Et à travers la plume sereine de l’autrice, j’ai ressenti son immense appétit de vivre et sa vitalité. J’ai enfin saisi ce qu’était la beauté des maths au milieu de cette végétation florissante.

Imaginez un instant : une araignée n’a pas besoin d’avoir étudié la géométrie pour tisser une spirale logarithmique parfaite ; une fleur n’a pas besoin de connaître le nombre d’or pour ordonner ses pétales de la manière la plus élégante qui soit ; un oiseau migrateur n’a nul besoin de poser des équations d’aérodynamique pour traverser des milliers de kilomètres. Les mathématiques ne sont plus une batterie de chiffres arides destinés aux examens, mais une symphonie étincelante nichée au cœur même de la nature.

Comment ne pas trouver cela beau ?

À l’ère de l’intelligence artificielle, tout exige efficacité, rationalité, objectifs clairs et trajectoires nettes.

Pourquoi lire encore un livre aussi lent, aussi doux, aussi éloigné de toute recherche d’utilité immédiate ?

C’est la question qui m’a hanté une fois le livre refermé.

Aujourd’hui, nous vivons cernés par les algorithmes. Les algorithmes de recommandation choisissent nos actualités, les algorithmes de navigation dictent nos itinéraires, et même nos relations sociales, nos habitudes de consommation ou nos variations d’humeur sont modélisées et traduites en données.

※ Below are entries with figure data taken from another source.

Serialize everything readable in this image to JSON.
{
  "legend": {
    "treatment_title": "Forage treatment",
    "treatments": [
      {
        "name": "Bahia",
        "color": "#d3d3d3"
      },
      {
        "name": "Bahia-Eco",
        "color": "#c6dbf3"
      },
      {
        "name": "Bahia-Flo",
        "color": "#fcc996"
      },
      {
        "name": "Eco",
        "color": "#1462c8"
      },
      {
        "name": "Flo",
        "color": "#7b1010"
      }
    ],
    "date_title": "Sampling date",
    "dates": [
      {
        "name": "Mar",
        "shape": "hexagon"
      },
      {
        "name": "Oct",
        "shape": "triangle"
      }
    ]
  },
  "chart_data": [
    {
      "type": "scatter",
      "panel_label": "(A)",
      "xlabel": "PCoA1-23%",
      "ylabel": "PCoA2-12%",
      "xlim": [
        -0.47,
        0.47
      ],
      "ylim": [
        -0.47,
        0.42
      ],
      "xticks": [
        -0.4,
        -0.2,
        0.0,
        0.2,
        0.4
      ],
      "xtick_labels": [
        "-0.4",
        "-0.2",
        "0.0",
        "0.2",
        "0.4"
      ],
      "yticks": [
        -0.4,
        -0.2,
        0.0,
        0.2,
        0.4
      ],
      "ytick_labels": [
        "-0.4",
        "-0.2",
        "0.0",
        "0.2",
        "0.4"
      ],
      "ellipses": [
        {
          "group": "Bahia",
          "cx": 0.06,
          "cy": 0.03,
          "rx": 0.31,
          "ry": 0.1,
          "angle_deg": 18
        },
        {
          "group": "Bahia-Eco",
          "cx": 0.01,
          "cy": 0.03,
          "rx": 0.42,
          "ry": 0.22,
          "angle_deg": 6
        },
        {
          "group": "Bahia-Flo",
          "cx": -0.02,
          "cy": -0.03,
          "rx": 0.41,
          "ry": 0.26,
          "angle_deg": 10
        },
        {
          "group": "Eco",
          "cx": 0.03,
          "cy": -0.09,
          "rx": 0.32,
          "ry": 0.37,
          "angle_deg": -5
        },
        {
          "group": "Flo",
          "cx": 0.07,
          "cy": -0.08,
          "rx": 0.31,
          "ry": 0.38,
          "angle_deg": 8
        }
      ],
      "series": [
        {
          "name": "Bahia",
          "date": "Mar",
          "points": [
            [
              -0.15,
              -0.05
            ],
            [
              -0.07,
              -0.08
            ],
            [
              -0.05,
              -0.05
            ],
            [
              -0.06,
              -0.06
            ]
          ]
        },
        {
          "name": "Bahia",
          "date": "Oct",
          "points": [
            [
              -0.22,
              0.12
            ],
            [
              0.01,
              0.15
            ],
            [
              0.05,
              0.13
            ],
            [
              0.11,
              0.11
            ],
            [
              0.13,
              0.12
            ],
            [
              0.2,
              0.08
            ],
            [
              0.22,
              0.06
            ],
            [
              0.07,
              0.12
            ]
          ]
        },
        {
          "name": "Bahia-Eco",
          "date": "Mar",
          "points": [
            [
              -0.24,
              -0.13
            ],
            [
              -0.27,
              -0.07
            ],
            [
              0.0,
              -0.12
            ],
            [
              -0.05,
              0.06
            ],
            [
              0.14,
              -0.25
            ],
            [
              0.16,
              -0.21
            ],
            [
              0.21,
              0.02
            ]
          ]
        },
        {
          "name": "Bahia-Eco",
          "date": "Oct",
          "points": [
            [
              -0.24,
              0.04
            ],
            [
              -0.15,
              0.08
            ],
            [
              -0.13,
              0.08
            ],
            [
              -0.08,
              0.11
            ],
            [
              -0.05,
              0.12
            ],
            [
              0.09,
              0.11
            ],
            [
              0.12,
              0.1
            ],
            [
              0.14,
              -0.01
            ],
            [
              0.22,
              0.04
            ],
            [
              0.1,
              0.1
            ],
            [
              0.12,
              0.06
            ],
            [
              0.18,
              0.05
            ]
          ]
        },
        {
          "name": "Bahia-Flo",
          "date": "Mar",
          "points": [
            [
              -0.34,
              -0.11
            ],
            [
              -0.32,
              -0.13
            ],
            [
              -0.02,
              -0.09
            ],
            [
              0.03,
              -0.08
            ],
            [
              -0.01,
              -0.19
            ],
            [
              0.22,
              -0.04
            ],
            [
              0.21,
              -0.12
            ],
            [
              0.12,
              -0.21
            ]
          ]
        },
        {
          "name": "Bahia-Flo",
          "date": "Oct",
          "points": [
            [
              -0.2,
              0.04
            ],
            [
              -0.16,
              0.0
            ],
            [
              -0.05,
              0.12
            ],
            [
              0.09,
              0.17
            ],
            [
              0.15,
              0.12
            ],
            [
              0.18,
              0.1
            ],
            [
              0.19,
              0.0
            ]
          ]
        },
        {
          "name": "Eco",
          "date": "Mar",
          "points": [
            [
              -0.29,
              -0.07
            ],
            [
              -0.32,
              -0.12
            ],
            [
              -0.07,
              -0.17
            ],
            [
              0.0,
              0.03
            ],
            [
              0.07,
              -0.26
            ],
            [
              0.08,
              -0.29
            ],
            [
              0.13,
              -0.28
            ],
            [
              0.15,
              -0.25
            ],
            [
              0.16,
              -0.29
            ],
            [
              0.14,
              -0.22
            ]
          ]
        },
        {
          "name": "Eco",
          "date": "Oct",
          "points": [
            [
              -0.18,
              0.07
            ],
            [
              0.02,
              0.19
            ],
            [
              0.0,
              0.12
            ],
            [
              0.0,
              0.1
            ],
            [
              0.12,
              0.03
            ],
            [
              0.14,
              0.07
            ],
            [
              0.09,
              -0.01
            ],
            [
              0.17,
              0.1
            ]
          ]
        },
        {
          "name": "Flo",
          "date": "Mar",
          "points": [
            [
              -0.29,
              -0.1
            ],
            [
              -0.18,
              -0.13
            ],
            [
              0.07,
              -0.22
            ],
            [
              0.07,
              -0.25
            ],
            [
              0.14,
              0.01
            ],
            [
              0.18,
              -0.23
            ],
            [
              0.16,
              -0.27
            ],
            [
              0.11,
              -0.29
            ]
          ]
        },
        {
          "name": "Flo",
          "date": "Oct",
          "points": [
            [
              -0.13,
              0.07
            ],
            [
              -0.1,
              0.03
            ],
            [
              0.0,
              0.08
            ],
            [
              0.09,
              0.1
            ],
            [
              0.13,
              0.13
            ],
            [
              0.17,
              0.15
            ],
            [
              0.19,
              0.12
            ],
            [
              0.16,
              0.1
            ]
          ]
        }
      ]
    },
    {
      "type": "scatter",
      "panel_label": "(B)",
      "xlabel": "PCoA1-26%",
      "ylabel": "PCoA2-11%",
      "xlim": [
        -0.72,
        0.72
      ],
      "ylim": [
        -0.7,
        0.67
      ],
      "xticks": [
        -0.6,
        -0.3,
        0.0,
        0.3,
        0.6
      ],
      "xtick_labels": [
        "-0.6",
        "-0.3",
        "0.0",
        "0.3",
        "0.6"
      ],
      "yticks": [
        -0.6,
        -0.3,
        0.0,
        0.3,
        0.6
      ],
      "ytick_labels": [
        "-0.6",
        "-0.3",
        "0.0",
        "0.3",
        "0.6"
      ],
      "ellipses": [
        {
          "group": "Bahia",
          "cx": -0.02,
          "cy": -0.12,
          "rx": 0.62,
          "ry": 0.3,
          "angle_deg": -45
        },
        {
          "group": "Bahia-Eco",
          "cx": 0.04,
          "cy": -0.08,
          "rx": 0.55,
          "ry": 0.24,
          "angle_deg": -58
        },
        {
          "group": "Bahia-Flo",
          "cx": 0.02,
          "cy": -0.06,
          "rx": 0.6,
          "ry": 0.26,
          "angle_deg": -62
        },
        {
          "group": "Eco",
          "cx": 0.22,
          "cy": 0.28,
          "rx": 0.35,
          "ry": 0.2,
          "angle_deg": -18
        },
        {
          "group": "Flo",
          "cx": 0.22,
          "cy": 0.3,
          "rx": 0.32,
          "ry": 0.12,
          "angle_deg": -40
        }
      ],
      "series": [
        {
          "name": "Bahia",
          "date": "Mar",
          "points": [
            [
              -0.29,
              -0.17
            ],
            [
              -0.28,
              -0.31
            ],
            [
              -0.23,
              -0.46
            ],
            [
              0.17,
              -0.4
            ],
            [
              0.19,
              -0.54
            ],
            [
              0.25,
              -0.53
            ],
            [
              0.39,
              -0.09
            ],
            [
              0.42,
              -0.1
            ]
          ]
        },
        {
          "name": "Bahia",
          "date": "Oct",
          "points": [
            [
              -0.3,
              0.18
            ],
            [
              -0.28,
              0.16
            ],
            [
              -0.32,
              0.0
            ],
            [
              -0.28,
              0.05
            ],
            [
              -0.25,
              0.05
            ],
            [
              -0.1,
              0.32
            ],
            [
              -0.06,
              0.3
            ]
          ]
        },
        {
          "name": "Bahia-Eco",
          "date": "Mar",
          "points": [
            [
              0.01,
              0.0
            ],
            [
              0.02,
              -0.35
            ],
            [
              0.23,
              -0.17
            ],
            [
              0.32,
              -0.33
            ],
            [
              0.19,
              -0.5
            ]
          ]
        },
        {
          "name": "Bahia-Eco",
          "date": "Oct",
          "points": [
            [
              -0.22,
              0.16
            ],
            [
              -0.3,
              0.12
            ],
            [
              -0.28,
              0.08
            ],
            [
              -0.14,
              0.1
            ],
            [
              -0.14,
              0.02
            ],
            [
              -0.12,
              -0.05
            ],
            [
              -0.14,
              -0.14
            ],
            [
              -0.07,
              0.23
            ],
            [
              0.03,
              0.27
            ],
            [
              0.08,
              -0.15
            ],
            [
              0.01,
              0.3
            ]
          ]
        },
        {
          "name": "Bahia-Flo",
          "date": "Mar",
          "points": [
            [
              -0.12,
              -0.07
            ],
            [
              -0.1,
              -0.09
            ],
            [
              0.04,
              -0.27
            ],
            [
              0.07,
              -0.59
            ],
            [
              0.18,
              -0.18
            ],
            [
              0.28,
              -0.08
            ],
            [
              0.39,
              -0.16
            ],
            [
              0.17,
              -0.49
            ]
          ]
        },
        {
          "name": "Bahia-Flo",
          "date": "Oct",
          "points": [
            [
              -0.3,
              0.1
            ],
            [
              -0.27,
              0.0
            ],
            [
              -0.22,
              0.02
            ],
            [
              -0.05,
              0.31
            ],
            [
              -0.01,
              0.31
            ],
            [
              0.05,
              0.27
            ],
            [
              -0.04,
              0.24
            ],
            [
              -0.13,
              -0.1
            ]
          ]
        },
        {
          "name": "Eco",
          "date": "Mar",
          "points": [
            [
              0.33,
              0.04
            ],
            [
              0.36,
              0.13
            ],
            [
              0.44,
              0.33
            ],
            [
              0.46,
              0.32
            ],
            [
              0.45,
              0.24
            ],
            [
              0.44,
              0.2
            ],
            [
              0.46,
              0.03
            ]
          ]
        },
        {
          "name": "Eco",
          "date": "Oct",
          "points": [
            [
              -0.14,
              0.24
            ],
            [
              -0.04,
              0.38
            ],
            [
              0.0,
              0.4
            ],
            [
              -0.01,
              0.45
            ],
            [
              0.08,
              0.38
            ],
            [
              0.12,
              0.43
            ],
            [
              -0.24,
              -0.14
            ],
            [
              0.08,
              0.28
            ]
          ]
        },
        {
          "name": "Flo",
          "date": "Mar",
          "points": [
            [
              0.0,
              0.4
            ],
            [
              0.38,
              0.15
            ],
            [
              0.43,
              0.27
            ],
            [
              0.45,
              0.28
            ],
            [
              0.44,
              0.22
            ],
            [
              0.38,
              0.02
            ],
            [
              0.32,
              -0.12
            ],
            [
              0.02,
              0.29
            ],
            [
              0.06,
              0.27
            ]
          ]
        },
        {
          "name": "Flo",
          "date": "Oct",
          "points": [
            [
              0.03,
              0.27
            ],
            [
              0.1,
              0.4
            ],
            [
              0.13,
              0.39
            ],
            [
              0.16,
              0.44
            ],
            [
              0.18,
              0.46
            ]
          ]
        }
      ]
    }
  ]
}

Les maths sont mises à notre service : hier pour réussir des examens, aujourd’hui au nom de l’efficacité, de la croissance et de la rentabilité. Elles sont devenues un outil, un moyen, le carburant d’un monde lancé à toute allure. Nous « utilisons » les mathématiques chaque jour, tout en nous éloignant d’elles à mesure que nous cessons de les « ressentir ».

La préface du livre {note de Claire : ce n’est pas mon intro, mais une préface ajoutée pour l’édition chinoise. Je n’en suis pas l’auteure} l’exprime sans détour : « Notre relation avec les maths ressemble à un mariage sans amour : on s’utilise mutuellement pour arriver à ses fins, et une fois l’objectif atteint, on ne veut plus leur consacrer une seconde de son temps. » Mais Claire nous rappelle qu’il existe une autre manière de recevoir les mathématiques. Elles n’ont pas nécessairement à s’enfermer dans une salle d’examen, dans des lignes de code ou dans des calculs de KPI. Elles peuvent habiter un jardin, une plage, le dos d’une coccinelle ou le cristal d’un flocon de neige. Elles peuvent être belles, stimulantes, et faire naître un sourire complice.

Plus important encore, à une époque où tout s’accélère, s’optimise et se transforme en algorithmes, ce livre nous apprend à ralentir. Ralentir pour observer une coccinelle, pour contempler une feuille, pour écouter le bruit des vagues ou pour regarder le givre s’étendre sur le carreau d’une fenêtre. Ralentir pour déceler cette beauté mathématique dissimulée dans le quotidien, que nous avions finie par ignorer.

Ce n’est pas un livre pour nous enseigner les maths, c’est un livre pour nous réapprendre à regarder le monde.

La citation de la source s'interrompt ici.